Mr. Eulberg’s debut album, “Flora & Fauna” (Traum Schallplatten), was released in 2004, but it was his 2005 double-CD mix, “Kreucht & Fleucht” (Mischwald), that helped win him a following, albeit a tiny one, in the United States. In a review for the indie Web site Pitchfork, Philip Sherburne called it “a guide to the Now Sound of clattery, post-minimalist German techno.” Throughout the two discs, Mr. Eulberg delights in emphasizing sounds that might once have seemed off-limits: snarling bass lines borrowed from acid house and triumphal keyboard lines that evoke progressive house, the populist genre that minimalists once loved to hate.

You can hear that impulse in Mr. Eulberg’s own tracks, too. In a single from 2004, “Die Rotbauchunken vom Tegernsee” (Traum Schallplatten), the beat suddenly drops out to make way for a weird, fluttery break and a brief, manic drum solo. He’s interrupting himself.

On Thursday night Mr. Eulberg was joined by Ada, a producer from Cologne who has perfected her own playful style; you can hear it on her excellent 2004 album “Blondie” (Areal), which includes a lovely, hazy house version of “Maps,” by the Yeah Yeah Yeahs. (All these CD’s are available in the United States from forcedexposure.com.) Ada played live — that is, using electronics, not records — and she found a different way to edge away from minimalism: her sharp, squelchy tracks sometimes sounded like pop songs in (deep) disguise.

In this context, Mr. Eulberg’s attack seemed even more severe. He knows how to get listeners to focus on a small detail in a noisy track: the way a repeated clang slowly changes timbre, for example. And he loves playing with size and scale. He often superimposes small events (like that mutating clang) on big ones (like an abrupt shift in rhythm, or an overwhelming siren sound that comes out of nowhere). As you dance, you get the dizzying sensation of hearing two kinds of musical narratives at once.
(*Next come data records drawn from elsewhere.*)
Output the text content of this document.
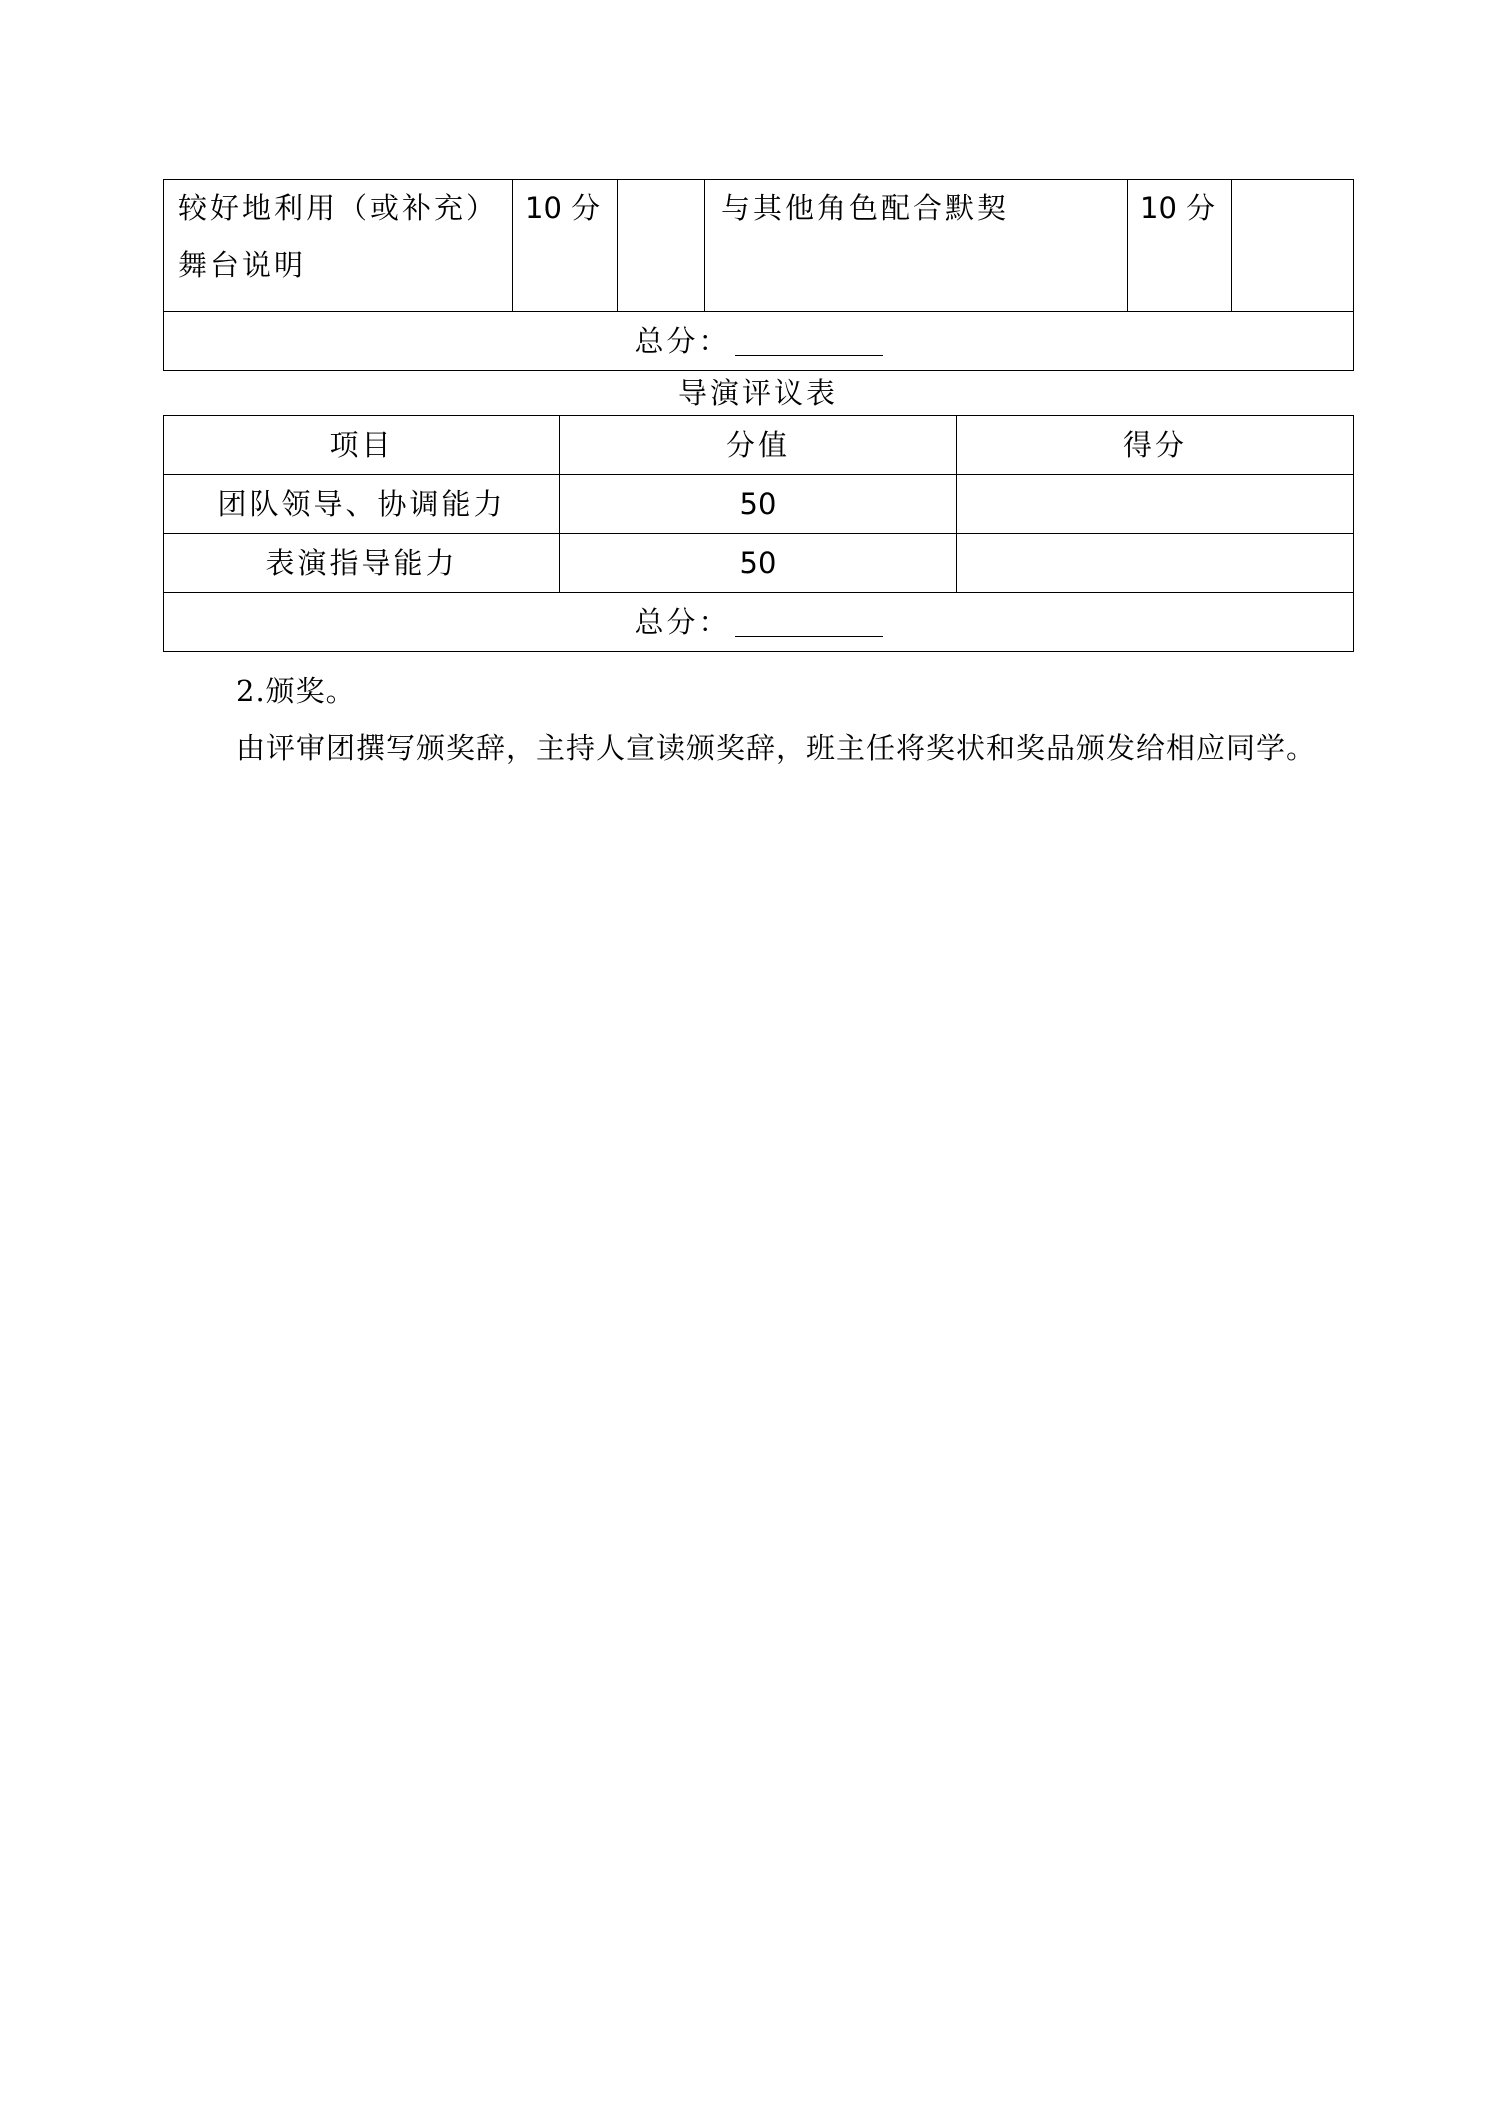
较好地利用（或补充）舞台说明	10 分		与其他角色配合默契	10 分	

总分：
导演评议表
项目	分值	得分
团队领导、协调能力	50	
表演指导能力	50	

总分：		
2.颁奖。
由评审团撰写颁奖辞，主持人宣读颁奖辞，班主任将奖状和奖品颁发给相应同学。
Certainly Mr. Eulberg didn’t invent these techniques, and the best minimalist D.J.’s put together sets full of drama and mischief. But while Mr. Eulberg hasn’t completely abandoned the minimalist tradition (it’s not as if he plays anything so obvious as a song), he has a knack for exposing its contradictions.

By 3 a.m., he had shifted from prickly techno to something grander and mellower. He would introduce big, glacial synthesizer melodies, and then, just as the tension was building, the beat would cut out for a few bars; the dancers found themselves moving to something that wasn’t there. In a way, these late-night records were as disorienting as the cacophonous techno records that had come before. Mr. Eulberg was doing his job: making sure everyone had a hard, dazed night.